Freedom of the Press
You are here
Press Freedom Score (0 = best, 100 = worst)
Legal Environment(0 = best, 30 = worst)
Political Environment(0 = best, 40 = worst)
Economic Environment(0 = best, 30 = worst)
The constitution protects the right to freedom of expression, although there are several legal limitations to that right. The government may impose a fine of up to US$2,500 and imprison for up to three years anyone who questions the financial disclosures of public officials. Newspapers are subject to criminal defamation laws, and the Belize Broadcasting Authority holds the right to preview broadcasts with political content and remove material it deems libelous. There is increasing tension between the media and the government. According to local reports, in December 2010 the government sent out a press release announcing that it was “suspending normal relations with Channel 5,” which included forbidding government officials from supplying the channel with any information or interviews. Channel 5 is Belize’s premier television station and is watched by a large percentage of the population, and the station had tackled sensitive topics such as alleged illegal immigration. After an outcry by local groups, however, the cabinet decided to rescind this decision at year’s end.
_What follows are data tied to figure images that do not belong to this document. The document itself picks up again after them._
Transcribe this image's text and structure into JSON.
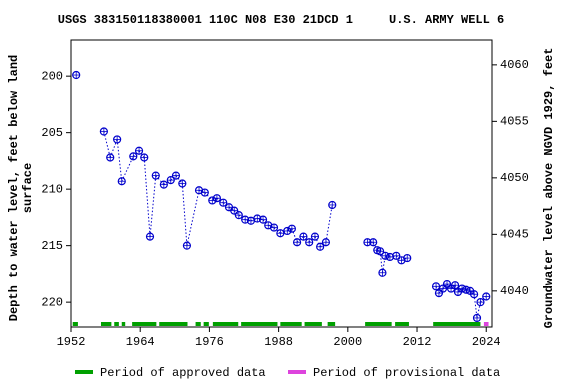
{
  "chart_data": {
    "type": "scatter",
    "title": "USGS 383150118380001 110C N08 E30 21DCD 1     U.S. ARMY WELL 6",
    "y_label": [
      "Depth to water level, feet below land",
      "surface"
    ],
    "y2_label": "Groundwater level above NGVD 1929, feet",
    "x": [
      1952.9,
      1957.7,
      1958.8,
      1960.0,
      1960.8,
      1962.8,
      1963.8,
      1964.7,
      1965.7,
      1966.7,
      1968.1,
      1969.3,
      1970.2,
      1971.3,
      1972.1,
      1974.2,
      1975.2,
      1976.5,
      1977.3,
      1978.4,
      1979.4,
      1980.3,
      1981.1,
      1982.2,
      1983.2,
      1984.3,
      1985.3,
      1986.2,
      1987.2,
      1988.3,
      1989.5,
      1990.3,
      1991.2,
      1992.3,
      1993.3,
      1994.3,
      1995.2,
      1996.2,
      1997.3,
      2003.4,
      2004.4,
      2005.1,
      2005.6,
      2006.0,
      2006.5,
      2007.3,
      2008.4,
      2009.3,
      2010.3,
      2015.3,
      2015.8,
      2016.5,
      2017.2,
      2017.9,
      2018.6,
      2019.1,
      2019.8,
      2020.5,
      2021.2,
      2021.9,
      2022.4,
      2023.0,
      2024.0
    ],
    "series": [
      {
        "color": "#0000cc",
        "values": [
          199.9,
          204.9,
          207.2,
          205.6,
          209.3,
          207.1,
          206.6,
          207.2,
          214.2,
          208.8,
          209.6,
          209.2,
          208.8,
          209.5,
          215.0,
          210.1,
          210.3,
          211.0,
          210.8,
          211.2,
          211.6,
          211.9,
          212.3,
          212.7,
          212.8,
          212.6,
          212.7,
          213.2,
          213.4,
          213.9,
          213.7,
          213.5,
          214.7,
          214.2,
          214.7,
          214.2,
          215.1,
          214.7,
          211.4,
          214.7,
          214.7,
          215.4,
          215.5,
          217.4,
          215.9,
          216.0,
          215.9,
          216.3,
          216.1,
          218.6,
          219.2,
          218.8,
          218.4,
          218.8,
          218.5,
          219.1,
          218.8,
          218.9,
          219.0,
          219.3,
          221.4,
          220.0,
          219.5
        ]
      }
    ],
    "xlim": [
      1952,
      2025
    ],
    "xticks": [
      1952,
      1964,
      1976,
      1988,
      2000,
      2012,
      2024
    ],
    "ylim": [
      222.2,
      196.8
    ],
    "yticks": [
      200,
      205,
      210,
      215,
      220
    ],
    "y2lim": [
      4036.8,
      4062.2
    ],
    "y2ticks": [
      4040,
      4045,
      4050,
      4055,
      4060
    ],
    "periods": [
      {
        "name": "Period of approved data",
        "color": "#00a000",
        "ranges": [
          [
            1952.3,
            1953.2
          ],
          [
            1957.2,
            1959.0
          ],
          [
            1959.5,
            1960.3
          ],
          [
            1960.8,
            1961.4
          ],
          [
            1962.6,
            1966.8
          ],
          [
            1967.3,
            1972.2
          ],
          [
            1973.6,
            1974.5
          ],
          [
            1975.0,
            1975.9
          ],
          [
            1976.6,
            1981.0
          ],
          [
            1981.5,
            1987.8
          ],
          [
            1988.3,
            1992.0
          ],
          [
            1992.5,
            1995.5
          ],
          [
            1996.5,
            1997.8
          ],
          [
            2003.0,
            2007.6
          ],
          [
            2008.2,
            2010.6
          ],
          [
            2014.8,
            2023.0
          ]
        ]
      },
      {
        "name": "Period of provisional data",
        "color": "#dd44dd",
        "ranges": [
          [
            2023.6,
            2024.4
          ]
        ]
      }
    ]
  }
}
While there are no daily newspapers in Belize, there is a vibrant market for weeklies. Papers are privately owned, with two weeklies directly affiliated with political parties. In general, reporting covers a wide range of opinions. Government-operated radio was privatized in 1998, and today there are 8 television stations and 33 licensed radio stations. The People’s United Party and the United Democratic Party both have radio stations with which they are affiliated. Concerns over government control of the broadcast industry continues after the 2009 “nationalization” of Belize Telemedia, the country’s leading private telecommunications provider, in which the owners allegedly were offered no compensation. The opposition People’s United Party branded the action an “expropriation.” While the government does not restrict internet access or use, lack of infrastructure and high costs limited usage to 14 percent of the population in 2010.